Tag Archives: Google AI Lab

The Google-Martinis Chip Will Perform Quantum Annealing

Ever since the news that John M. Martinis will join Google to develop a chip based on the work that has been performed at UCSB, speculations abound as to what kind of quantum architecture this chip will implement.  According to this report, it is clear now that it will be adiabatic quantum computing:

But examining the D-Wave results led to the Google partnership. D-Wave uses a process called quantum annealing. Annealing translates the problem into a set of peaks and valleys, and uses a property called quantum tunneling to drill though the hills to find the lowest valley. The approach limits the device to solving certain kinds of optimization problems rather than being a generalized computer, but it could also speed up progress toward a commercial machine. Martinis was intrigued by what might be possible if the group combined some of the annealing in the D-Wave machine with his own group's advances in error correction and coherence time.
"There are some indications they're not going to get a quantum speed up, and there are some indications they are. It's still kind of an open question, but it's definitely an interesting question," Martinis said. "Looking at that, we decided it would be really interesting to start another hardware approach, looking at the quantum annealer but basing it on our fabrication technology, where we have qubits with very long memory times."
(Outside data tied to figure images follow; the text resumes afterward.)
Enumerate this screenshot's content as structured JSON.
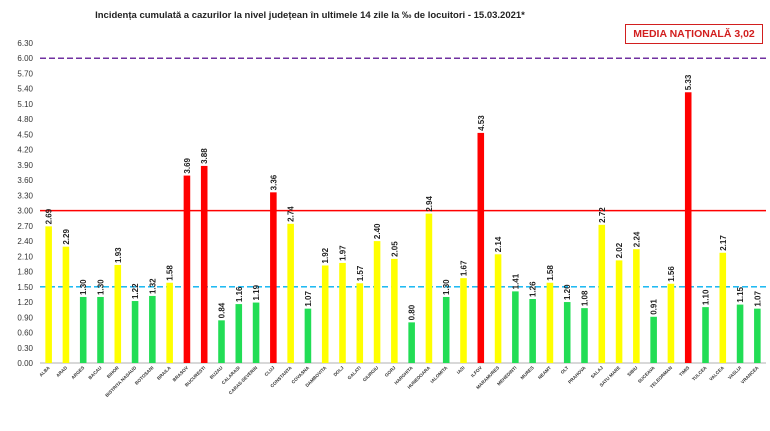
{
  "chart_data": {
    "type": "bar",
    "title": "Incidența cumulată a cazurilor la nivel județean în ultimele 14 zile   la ‰ de locuitori  - 15.03.2021*",
    "annotation": "MEDIA NAȚIONALĂ 3,02",
    "xlabel": "",
    "ylabel": "",
    "ylim": [
      0,
      6.3
    ],
    "yticks": [
      "0.00",
      "0.30",
      "0.60",
      "0.90",
      "1.20",
      "1.50",
      "1.80",
      "2.10",
      "2.40",
      "2.70",
      "3.00",
      "3.30",
      "3.60",
      "3.90",
      "4.20",
      "4.50",
      "4.80",
      "5.10",
      "5.40",
      "5.70",
      "6.00",
      "6.30"
    ],
    "grid": false,
    "legend": "none",
    "reference_lines": [
      {
        "value": 6.0,
        "color": "#7030a0",
        "style": "dashed"
      },
      {
        "value": 3.0,
        "color": "#ff0000",
        "style": "solid"
      },
      {
        "value": 1.5,
        "color": "#00b0f0",
        "style": "dashed"
      }
    ],
    "categories": [
      "ALBA",
      "ARAD",
      "ARGES",
      "BACAU",
      "BIHOR",
      "BISTRITA NASAUD",
      "BOTOSANI",
      "BRAILA",
      "BRASOV",
      "BUCURESTI",
      "BUZAU",
      "CALARASI",
      "CARAS-SEVERIN",
      "CLUJ",
      "CONSTANTA",
      "COVASNA",
      "DAMBOVITA",
      "DOLJ",
      "GALATI",
      "GIURGIU",
      "GORJ",
      "HARGHITA",
      "HUNEDOARA",
      "IALOMITA",
      "IASI",
      "ILFOV",
      "MARAMURES",
      "MEHEDINTI",
      "MURES",
      "NEAMT",
      "OLT",
      "PRAHOVA",
      "SALAJ",
      "SATU MARE",
      "SIBIU",
      "SUCEAVA",
      "TELEORMAN",
      "TIMIS",
      "TULCEA",
      "VALCEA",
      "VASLUI",
      "VRANCEA"
    ],
    "values": [
      2.69,
      2.29,
      1.3,
      1.3,
      1.93,
      1.22,
      1.32,
      1.58,
      3.69,
      3.88,
      0.84,
      1.16,
      1.19,
      3.36,
      2.74,
      1.07,
      1.92,
      1.97,
      1.57,
      2.4,
      2.05,
      0.8,
      2.94,
      1.3,
      1.67,
      4.53,
      2.14,
      1.41,
      1.26,
      1.58,
      1.2,
      1.08,
      2.72,
      2.02,
      2.24,
      0.91,
      1.56,
      5.33,
      1.1,
      2.17,
      1.15,
      1.07
    ],
    "colors": {
      "green": "#22dd55",
      "yellow": "#ffff00",
      "red": "#ff0000"
    }
  }
}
This leads to the next question: Will this Google chip be indeed similarly restricted to implementing the Ising model like D-Wave, or strive for more universal adiabatic quantum computation? The later has theoretically been shown to be computationally equivalent to gate based QC. It seems odd to just aim for a marginal improvement of the existing architecture as this article implicates.

At any rate, D-Wave may retain the lead in qubit numbers for the foreseeable future if it sticks to no, or less costly, error correction schemes (leaving it to the coders to create their own). It will be interesting to eventually compare which approach will offer more practical benefits.

About that Google Quantum Chip

In light of the recent news that John Martinis is joining Google, it is worthwhile to check out this Google talk from last year:

It is an hour long talk but very informative. John Martinis does an excellent job at explaining, in very simple terms, how hardware-based surface code error correction works.

Throughout the talk he uses the Gate model formalism.  Hence it is quite natural to assume that this is what the Google chip will aim for. This is certainly reinforced by the fact that other publications, such as from the IEEE, have also drawn a stark contrast between the Martinis approach, and D-Wave's quantum annealing architecture. This is certainly how I interpreted the news as well.

But on second thought, and careful parsing of the press releases, the case is not as clear cut. For instance, Technology Review quotes Martinis in this fashion:

“We would like to rethink the design and make the qubits in a different way,” says Martinis of his effort to improve on D-Wave’s hardware. “We think there’s an opportunity in the way we build our qubits to improve the machine.”

This sounds more like Martinis wants to build a quantum annealing chip based on his logical, error corrected qubits.  From an engineering stand-point this would make sense, as this should be easier to achieve than a fully universal gate-based architecture, and it will address the key complaint that I heard from developers programming the D-Wave chip i.e. that they really would like to see error correction implemented on the chip.

On the other hand, in light of Martinis presentation, I presume that he will regard such an architecture simply as another stepping stone towards universal quantum computation.